If you don’t know what play the previous words are from I’m fairly certain you are illiterate or at least culturally obtuse. Romeo and Juliet by William Shakespeare, a title that sparks a twinkle in the eyes of Shakespeare lovers, a grimace from high school students, and a sigh from young romantics. The one play that just about everyone has to read in school and had been made into more movies than ever necessary. And I hate it.
Yes, I’ve read it. Yes, I’ve seen the movies (all of them, even Romeo Must Die, but purely out of boredom). I’ve even performed scenes from it. Still loathe it. I’m sorry, I always though the two main characters were idiotic children and their co-conspirators inept messengers and friends who ultimately lead the dynamically woeful duo to their early and overdramatic demise. I’m not sorry. I love most Shakespeare. I can quote lines from A Midsummer Night’s Dream, Taming of the Shrew, Henry IV, King Lear, and my personal favorite Titus Andronicus (of which I have full passages memorized), but every time I flip through my copy of The Complete Works of Shakespeare and see this epitome of star-crossed love, I cringe and then roll my eyes. Hey, I have the same reaction when I come across James Cameron’s Titanic on cable. Don’t judge me, most of you do the same thing.
So, Juliet by Anne Fortier; it clearly has ties to one of my least favorite plays, yet I read it, loved it, and passed it on. Who What Where When Why How could I enjoy such a book?
Juliet is the story of Julie Jacobs, a young woman who is drawn into the mysterious world of Siena, Italy and into the very real world of Shakespeare’s warring families. Yes, the actual tale of Romeo and Juliet, or as this novel poses it Romeo and Giulietta, who lived and died in medieval Siena (not Verona) and were the unfortunate pawns of power-hungry families. Their story, however did not end with their demise, but with a curse, one that was fated too affect their ancestors for ages to come. As Julie is drawn to the story of Giulietta (an ancestor) and to her own dangerous and perhaps treacherous Romeo, her life begins to mirror the tragedy and mystery of her namesake.

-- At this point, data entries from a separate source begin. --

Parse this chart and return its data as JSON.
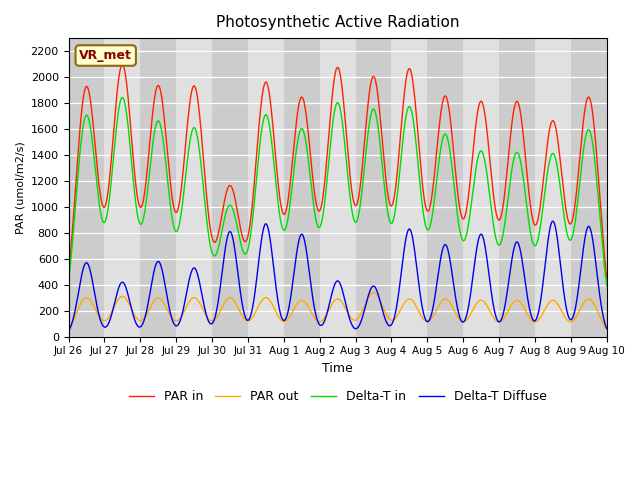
{
  "title": "Photosynthetic Active Radiation",
  "ylabel": "PAR (umol/m2/s)",
  "xlabel": "Time",
  "ylim": [
    0,
    2300
  ],
  "plot_background": "#e0e0e0",
  "legend_label": "VR_met",
  "series_labels": [
    "PAR in",
    "PAR out",
    "Delta-T in",
    "Delta-T Diffuse"
  ],
  "series_colors": [
    "#ff2200",
    "#ffaa00",
    "#00dd00",
    "#0000ee"
  ],
  "x_tick_labels": [
    "Jul 26",
    "Jul 27",
    "Jul 28",
    "Jul 29",
    "Jul 30",
    "Jul 31",
    "Aug 1",
    "Aug 2",
    "Aug 3",
    "Aug 4",
    "Aug 5",
    "Aug 6",
    "Aug 7",
    "Aug 8",
    "Aug 9",
    "Aug 10"
  ],
  "yticks": [
    0,
    200,
    400,
    600,
    800,
    1000,
    1200,
    1400,
    1600,
    1800,
    2000,
    2200
  ],
  "num_days": 15,
  "points_per_day": 144
}
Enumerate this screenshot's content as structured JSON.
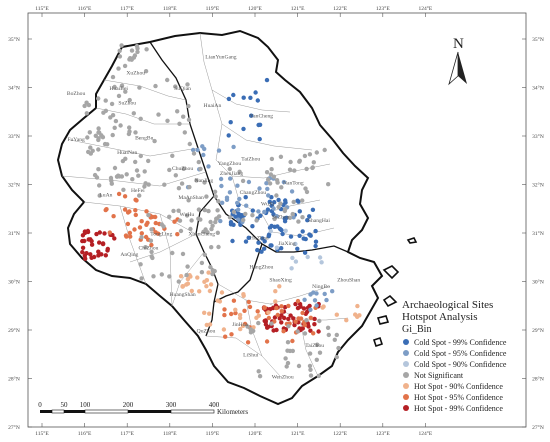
{
  "map": {
    "lon_labels": [
      "115°E",
      "116°E",
      "117°E",
      "118°E",
      "119°E",
      "120°E",
      "121°E",
      "122°E",
      "123°E",
      "124°E"
    ],
    "lat_labels": [
      "35°N",
      "34°N",
      "33°N",
      "32°N",
      "31°N",
      "30°N",
      "29°N",
      "28°N",
      "27°N"
    ],
    "north_label": "N",
    "cities": [
      {
        "name": "XuZhou",
        "lon": 117.2,
        "lat": 34.27
      },
      {
        "name": "LianYunGang",
        "lon": 119.2,
        "lat": 34.6
      },
      {
        "name": "HuaiBei",
        "lon": 116.8,
        "lat": 33.95
      },
      {
        "name": "SuZhou",
        "lon": 117.0,
        "lat": 33.65
      },
      {
        "name": "SuQian",
        "lon": 118.3,
        "lat": 33.95
      },
      {
        "name": "HuaiAn",
        "lon": 119.0,
        "lat": 33.6
      },
      {
        "name": "YanCheng",
        "lon": 120.15,
        "lat": 33.38
      },
      {
        "name": "BoZhou",
        "lon": 115.8,
        "lat": 33.85
      },
      {
        "name": "BengBu",
        "lon": 117.4,
        "lat": 32.93
      },
      {
        "name": "FuYang",
        "lon": 115.8,
        "lat": 32.9
      },
      {
        "name": "HuaiNan",
        "lon": 117.0,
        "lat": 32.63
      },
      {
        "name": "ChuZhou",
        "lon": 118.3,
        "lat": 32.3
      },
      {
        "name": "YangZhou",
        "lon": 119.4,
        "lat": 32.4
      },
      {
        "name": "TaiZhou",
        "lon": 119.9,
        "lat": 32.5
      },
      {
        "name": "NanTong",
        "lon": 120.9,
        "lat": 32.0
      },
      {
        "name": "LuAn",
        "lon": 116.5,
        "lat": 31.75
      },
      {
        "name": "HeFei",
        "lon": 117.25,
        "lat": 31.85
      },
      {
        "name": "ZhenJiang",
        "lon": 119.45,
        "lat": 32.2
      },
      {
        "name": "NanJing",
        "lon": 118.8,
        "lat": 32.05
      },
      {
        "name": "ChangZhou",
        "lon": 119.95,
        "lat": 31.8
      },
      {
        "name": "MaAnShan",
        "lon": 118.5,
        "lat": 31.7
      },
      {
        "name": "WuXi",
        "lon": 120.3,
        "lat": 31.57
      },
      {
        "name": "SuZhou",
        "lon": 120.6,
        "lat": 31.3
      },
      {
        "name": "WuHu",
        "lon": 118.4,
        "lat": 31.35
      },
      {
        "name": "ShangHai",
        "lon": 121.5,
        "lat": 31.23
      },
      {
        "name": "TongLing",
        "lon": 117.8,
        "lat": 30.95
      },
      {
        "name": "XuanCheng",
        "lon": 118.75,
        "lat": 30.95
      },
      {
        "name": "HuZhou",
        "lon": 120.1,
        "lat": 30.87
      },
      {
        "name": "JiaXing",
        "lon": 120.75,
        "lat": 30.75
      },
      {
        "name": "ChiZhou",
        "lon": 117.5,
        "lat": 30.66
      },
      {
        "name": "AnQing",
        "lon": 117.05,
        "lat": 30.53
      },
      {
        "name": "HangZhou",
        "lon": 120.15,
        "lat": 30.27
      },
      {
        "name": "HuangShan",
        "lon": 118.3,
        "lat": 29.7
      },
      {
        "name": "ShaoXing",
        "lon": 120.6,
        "lat": 30.0
      },
      {
        "name": "NingBo",
        "lon": 121.55,
        "lat": 29.87
      },
      {
        "name": "ZhouShan",
        "lon": 122.2,
        "lat": 30.0
      },
      {
        "name": "JinHua",
        "lon": 119.65,
        "lat": 29.08
      },
      {
        "name": "QuZhou",
        "lon": 118.85,
        "lat": 28.95
      },
      {
        "name": "TaiZhou",
        "lon": 121.4,
        "lat": 28.65
      },
      {
        "name": "LiShui",
        "lon": 119.9,
        "lat": 28.45
      },
      {
        "name": "WenZhou",
        "lon": 120.65,
        "lat": 28.0
      }
    ]
  },
  "legend": {
    "title_line1": "Archaeological Sites",
    "title_line2": "Hotspot Analysis",
    "field": "Gi_Bin",
    "items": [
      {
        "label": "Cold Spot - 99% Confidence",
        "color": "#3a6db5"
      },
      {
        "label": "Cold Spot - 95% Confidence",
        "color": "#7d9dc6"
      },
      {
        "label": "Cold Spot - 90% Confidence",
        "color": "#b4c6dc"
      },
      {
        "label": "Not Significant",
        "color": "#a6a6a6"
      },
      {
        "label": "Hot Spot - 90% Confidence",
        "color": "#f0b28c"
      },
      {
        "label": "Hot Spot - 95% Confidence",
        "color": "#e2734a"
      },
      {
        "label": "Hot Spot - 99% Confidence",
        "color": "#b51f24"
      }
    ]
  },
  "scale_bar": {
    "labels": [
      "0",
      "50",
      "100",
      "200",
      "300",
      "400"
    ],
    "unit": "Kilometers"
  }
}
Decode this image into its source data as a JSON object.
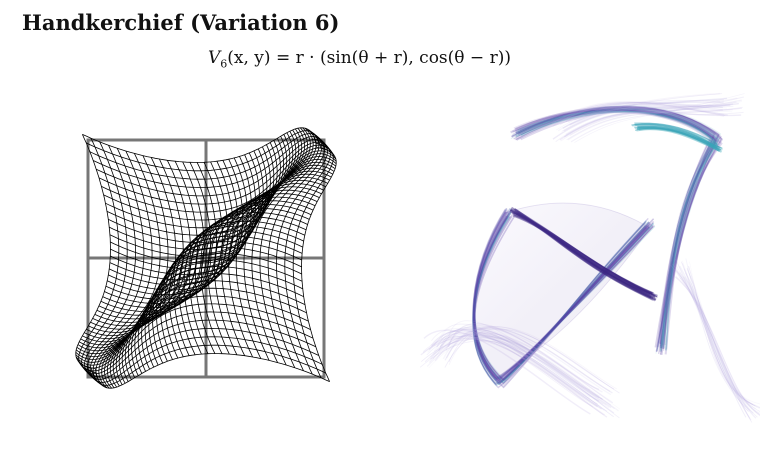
{
  "figure": {
    "title": "Handkerchief (Variation 6)",
    "formula": {
      "lhs_name": "V",
      "lhs_sub": "6",
      "lhs_args": "(x, y)",
      "rhs": "= r · (sin(θ + r), cos(θ − r))"
    },
    "colors": {
      "text": "#111111",
      "grid_frame": "#777777",
      "mesh": "#000000",
      "fractal_purple": "#5a3fa6",
      "fractal_teal": "#3aa5b8",
      "fractal_lavender": "#b6a9e0"
    }
  }
}
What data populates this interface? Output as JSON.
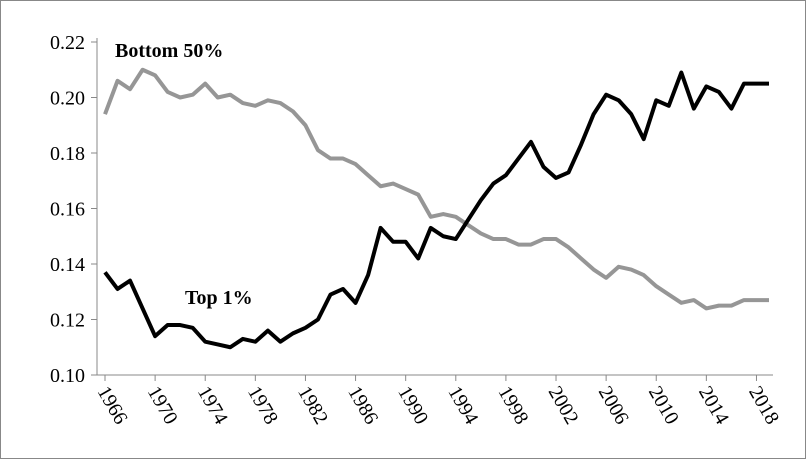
{
  "chart_data": {
    "type": "line",
    "x": [
      1966,
      1967,
      1968,
      1969,
      1970,
      1971,
      1972,
      1973,
      1974,
      1975,
      1976,
      1977,
      1978,
      1979,
      1980,
      1981,
      1982,
      1983,
      1984,
      1985,
      1986,
      1987,
      1988,
      1989,
      1990,
      1991,
      1992,
      1993,
      1994,
      1995,
      1996,
      1997,
      1998,
      1999,
      2000,
      2001,
      2002,
      2003,
      2004,
      2005,
      2006,
      2007,
      2008,
      2009,
      2010,
      2011,
      2012,
      2013,
      2014,
      2015,
      2016,
      2017,
      2018,
      2019
    ],
    "series": [
      {
        "name": "Bottom 50%",
        "color": "#969696",
        "values": [
          0.194,
          0.206,
          0.203,
          0.21,
          0.208,
          0.202,
          0.2,
          0.201,
          0.205,
          0.2,
          0.201,
          0.198,
          0.197,
          0.199,
          0.198,
          0.195,
          0.19,
          0.181,
          0.178,
          0.178,
          0.176,
          0.172,
          0.168,
          0.169,
          0.167,
          0.165,
          0.157,
          0.158,
          0.157,
          0.154,
          0.151,
          0.149,
          0.149,
          0.147,
          0.147,
          0.149,
          0.149,
          0.146,
          0.142,
          0.138,
          0.135,
          0.139,
          0.138,
          0.136,
          0.132,
          0.129,
          0.126,
          0.127,
          0.124,
          0.125,
          0.125,
          0.127,
          0.127,
          0.127
        ]
      },
      {
        "name": "Top 1%",
        "color": "#000000",
        "values": [
          0.137,
          0.131,
          0.134,
          0.124,
          0.114,
          0.118,
          0.118,
          0.117,
          0.112,
          0.111,
          0.11,
          0.113,
          0.112,
          0.116,
          0.112,
          0.115,
          0.117,
          0.12,
          0.129,
          0.131,
          0.126,
          0.136,
          0.153,
          0.148,
          0.148,
          0.142,
          0.153,
          0.15,
          0.149,
          0.156,
          0.163,
          0.169,
          0.172,
          0.178,
          0.184,
          0.175,
          0.171,
          0.173,
          0.183,
          0.194,
          0.201,
          0.199,
          0.194,
          0.185,
          0.199,
          0.197,
          0.209,
          0.196,
          0.204,
          0.202,
          0.196,
          0.205,
          0.205,
          0.205
        ]
      }
    ],
    "xlim": [
      1966,
      2019
    ],
    "xticks": [
      1966,
      1970,
      1974,
      1978,
      1982,
      1986,
      1990,
      1994,
      1998,
      2002,
      2006,
      2010,
      2014,
      2018
    ],
    "ylim": [
      0.1,
      0.22
    ],
    "yticks": [
      {
        "value": 0.1,
        "label": "0.10"
      },
      {
        "value": 0.12,
        "label": "0.12"
      },
      {
        "value": 0.14,
        "label": "0.14"
      },
      {
        "value": 0.16,
        "label": "0.16"
      },
      {
        "value": 0.18,
        "label": "0.18"
      },
      {
        "value": 0.2,
        "label": "0.20"
      },
      {
        "value": 0.22,
        "label": "0.22"
      }
    ],
    "grid": false
  }
}
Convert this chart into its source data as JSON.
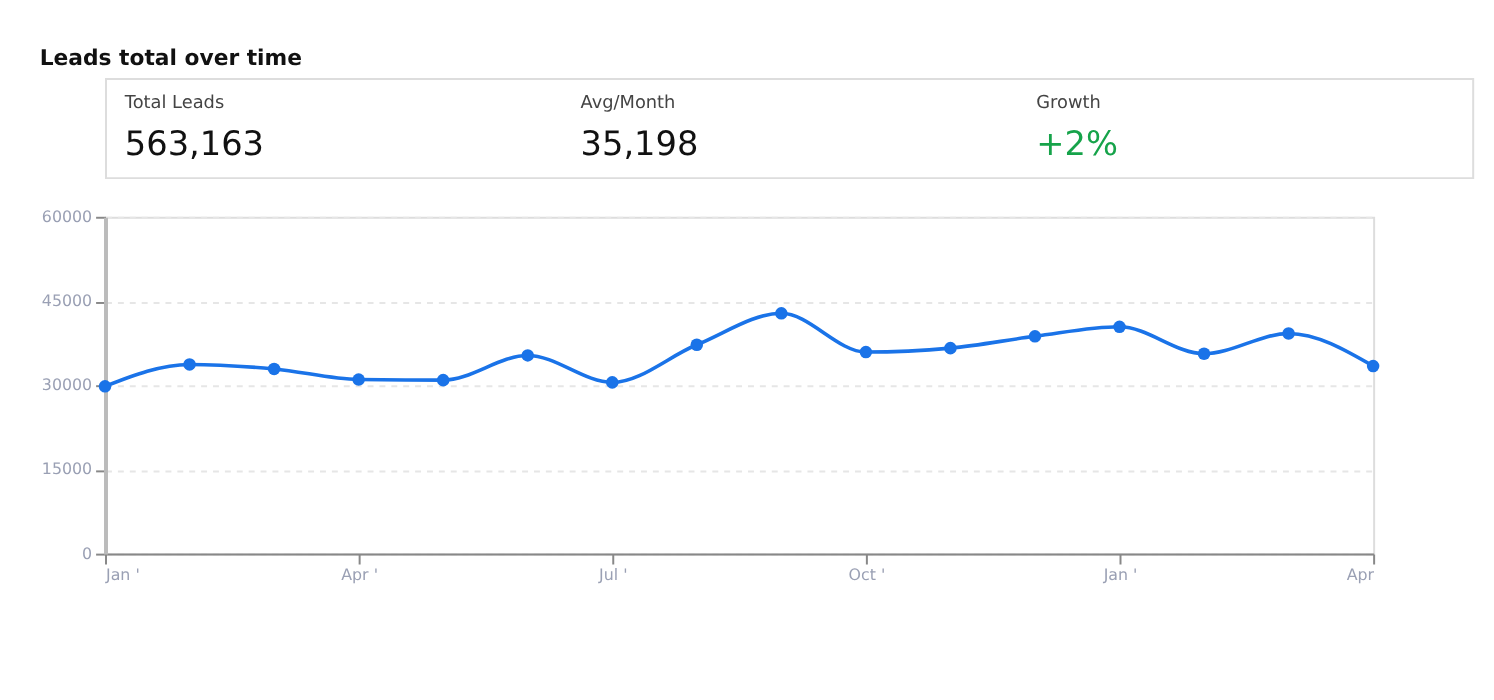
{
  "chart_data": {
    "type": "line",
    "title": "Leads total over time",
    "annotations": [
      "Total Leads",
      "563,163",
      "Avg/Month",
      "35,198",
      "Growth",
      "+2%"
    ],
    "categories": [
      "Jan '",
      null,
      null,
      "Apr '",
      null,
      null,
      "Jul '",
      null,
      null,
      "Oct '",
      null,
      null,
      "Jan '",
      null,
      null,
      "Apr"
    ],
    "series": [
      {
        "color": "#1a73e8",
        "values": [
          29800,
          33700,
          32900,
          31000,
          30900,
          35300,
          30500,
          37200,
          42800,
          35900,
          36600,
          38700,
          40400,
          35600,
          39200,
          33400
        ]
      }
    ],
    "ylim": [
      0,
      60000
    ],
    "yticks": [
      0,
      15000,
      30000,
      45000,
      60000
    ],
    "grid": "y",
    "marker": "circle",
    "line_style": "solid"
  }
}
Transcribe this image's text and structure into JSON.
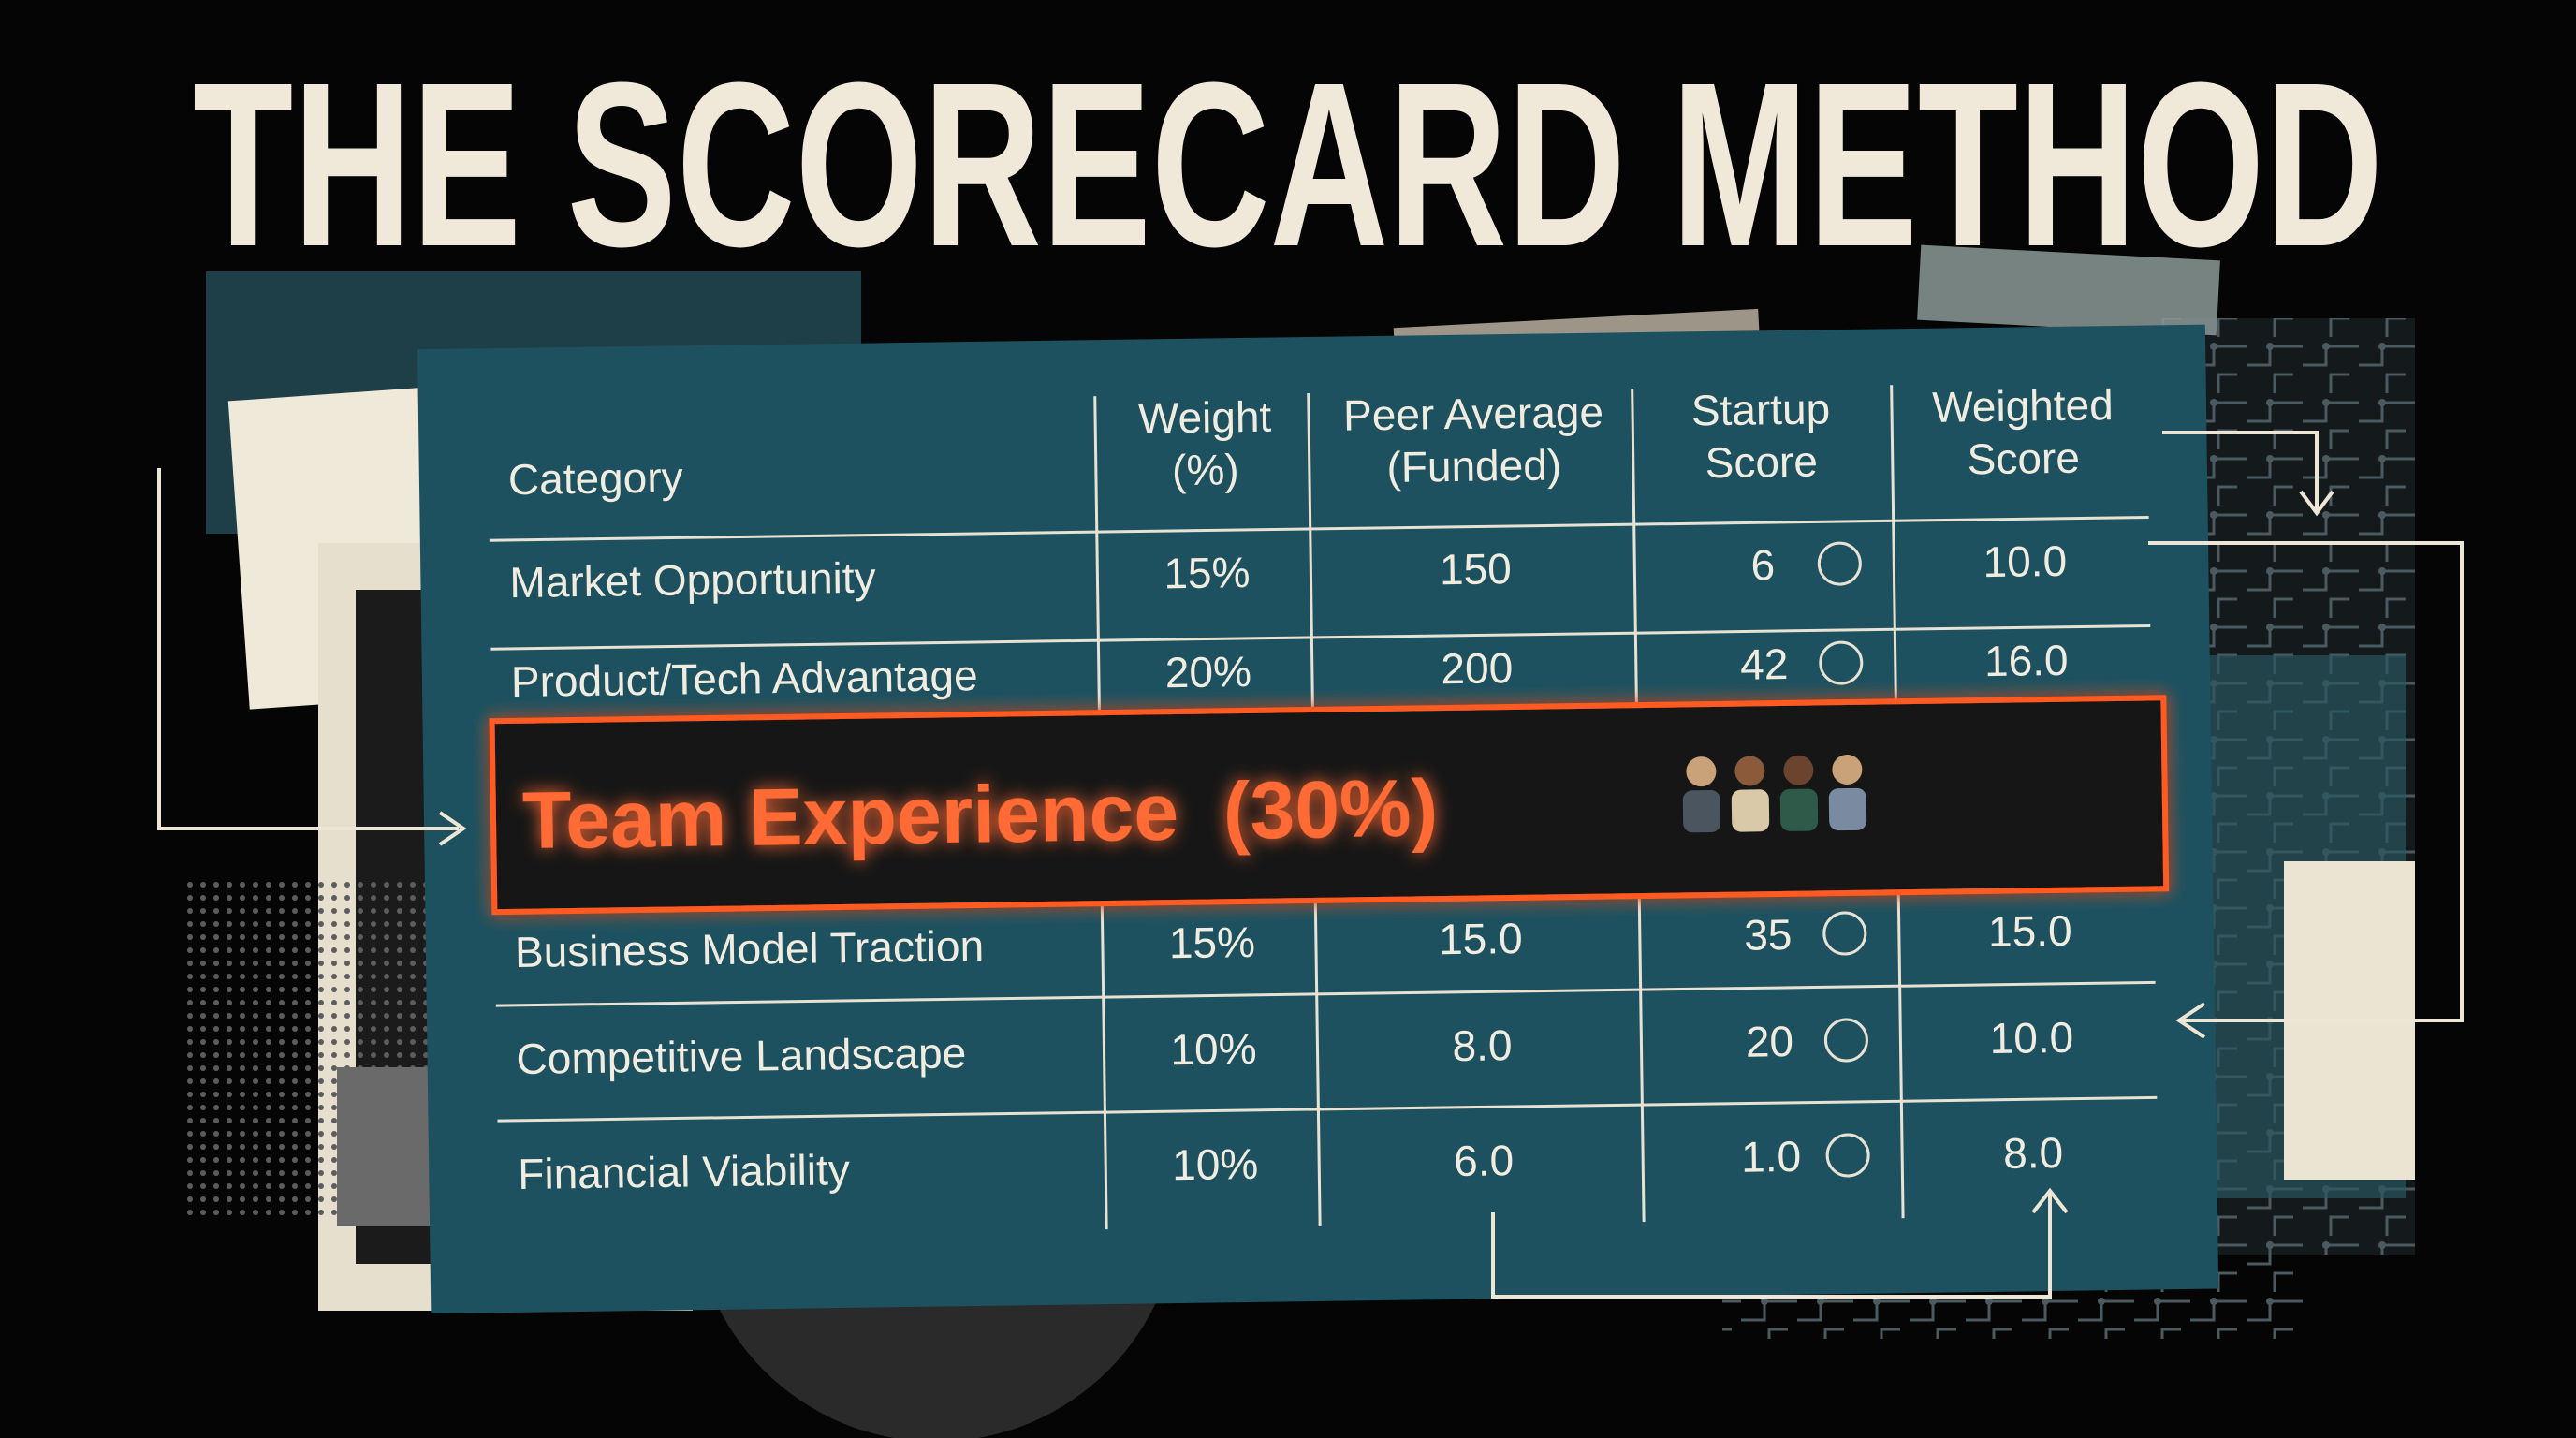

This was a fast-paced, intriguing story, which brought to mind other fabulous tales that intertwined two time periods and stories to make for one excellent novel, namely Diane Setterfield's The Thirteenth Tale, Katherine Neville’s The Eight, and Kate Mosse’s Labyrinth. I liked the complexity of the characters and the wonderful historical research that Fortier put into her story. The plot was clever, the characters usually managing to rise above the idiocy*of Shakespeare’s lovebirds. This was a good read. I finished it in a day and almost wanted to reread Romeo and Juliet. I’m sure many will after finishing this delightful and engaging new book. I was happy to pass a copy on to friends (I had two, my copy will stay on my bookshelf as it is definitely one I will reread) and am looking forward to its release, when other readers will be introduced to this wonderful new novel.
By Anne Fortier
Release Date: August 24, 2010
* Please note, I’m not saying Shakespeare’s writing produced idiots, I’m saying his writing was so good that I truly felt like I was reading about two spoiled teenagers and I just don’t care for the plot.